Kurz nach Mitternacht wird die Polizei erneut alarmiert, weil mehrere Jugendliche in einem Bus am Bahnhof randalieren. Die Mitglieder der zweiten Gruppe bestreiten, dass sie für diese Ausschreitungen verantwortlich sind. Auch eine Partybesucherin, die im Bus war, schreibt diesen Vorfall der ersten Gruppe zu. Deren Überfall liegt da allerdings bereits zwei Stunden zurück.
Als die Polizei kurz darauf am Bahnhof auftaucht, trifft sie dort mutmasslich nur auf Mitglieder der zweiten Gruppe. Womöglich glauben die Einsatzkräfte, dass sie auch die Verantwortlichen für den Überfall vor sich haben. Laut den Jugendlichen gehen sie unzimperlich vor, als sie ihre Personalien kontrollieren wollen.
Diese springen aufs Gleisbett und beginnen, die Polizisten mit Steinen zu bewerfen. Vier von ihnen werden verhaftet, der Rest entkommt mit der S-Bahn Richtung Zürich. Doch die Polizei lässt den Zug am Stadtrand in Tiefenbrunnen stoppen und verhaftet 15 weitere Jugendliche. Sie sind zwischen 15 und 17 Jahre alt und stammen aus der Schweiz, aus Italien, Somalia und Tschechien.
Die Mehrheit kommt ungestraft davon, weil man ihnen nichts nachweisen kann. Fünf aber sind laut der Oberjugendanwaltschaft inzwischen verurteilt worden, unter anderem wegen Gewalt und Drohung gegen Behörden und Beamte und versuchter schwerer Körperverletzung.

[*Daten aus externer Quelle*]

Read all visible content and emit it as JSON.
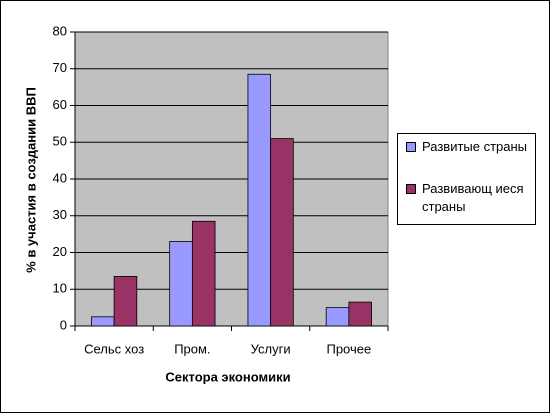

Der Überfall auf die Party war in diesen Verfahren offenbar nie Thema – die gestohlene Ware kann bei diesen Jugendlichen also nicht sichergestellt worden sein. Die Oberjugendanwaltschaft stützt die Darstellung verschiedener Zeugen, wonach die beiden Gruppen nichts miteinander zu tun hatten. Zumindest sei dies «nicht auszuschliessen», teilt sie mit.
Die Verurteilten kassieren einen Verweis und diverse persönliche Leistungen. Das bedeutet, dass sie zum Beispiel bei einer sozialen Einrichtung unentgeltlich einen Einsatz leisten müssen. Dabei handelt es sich um eine der milderen Sanktionen im Jugendstrafrecht.
Die Vermieter des Partyraums in der Stäfner Siedlung haben aus dem Vorfall ebenfalls Konsequenzen gezogen: Sie vermieten ihn nur noch an Leute, die selbst dort wohnen.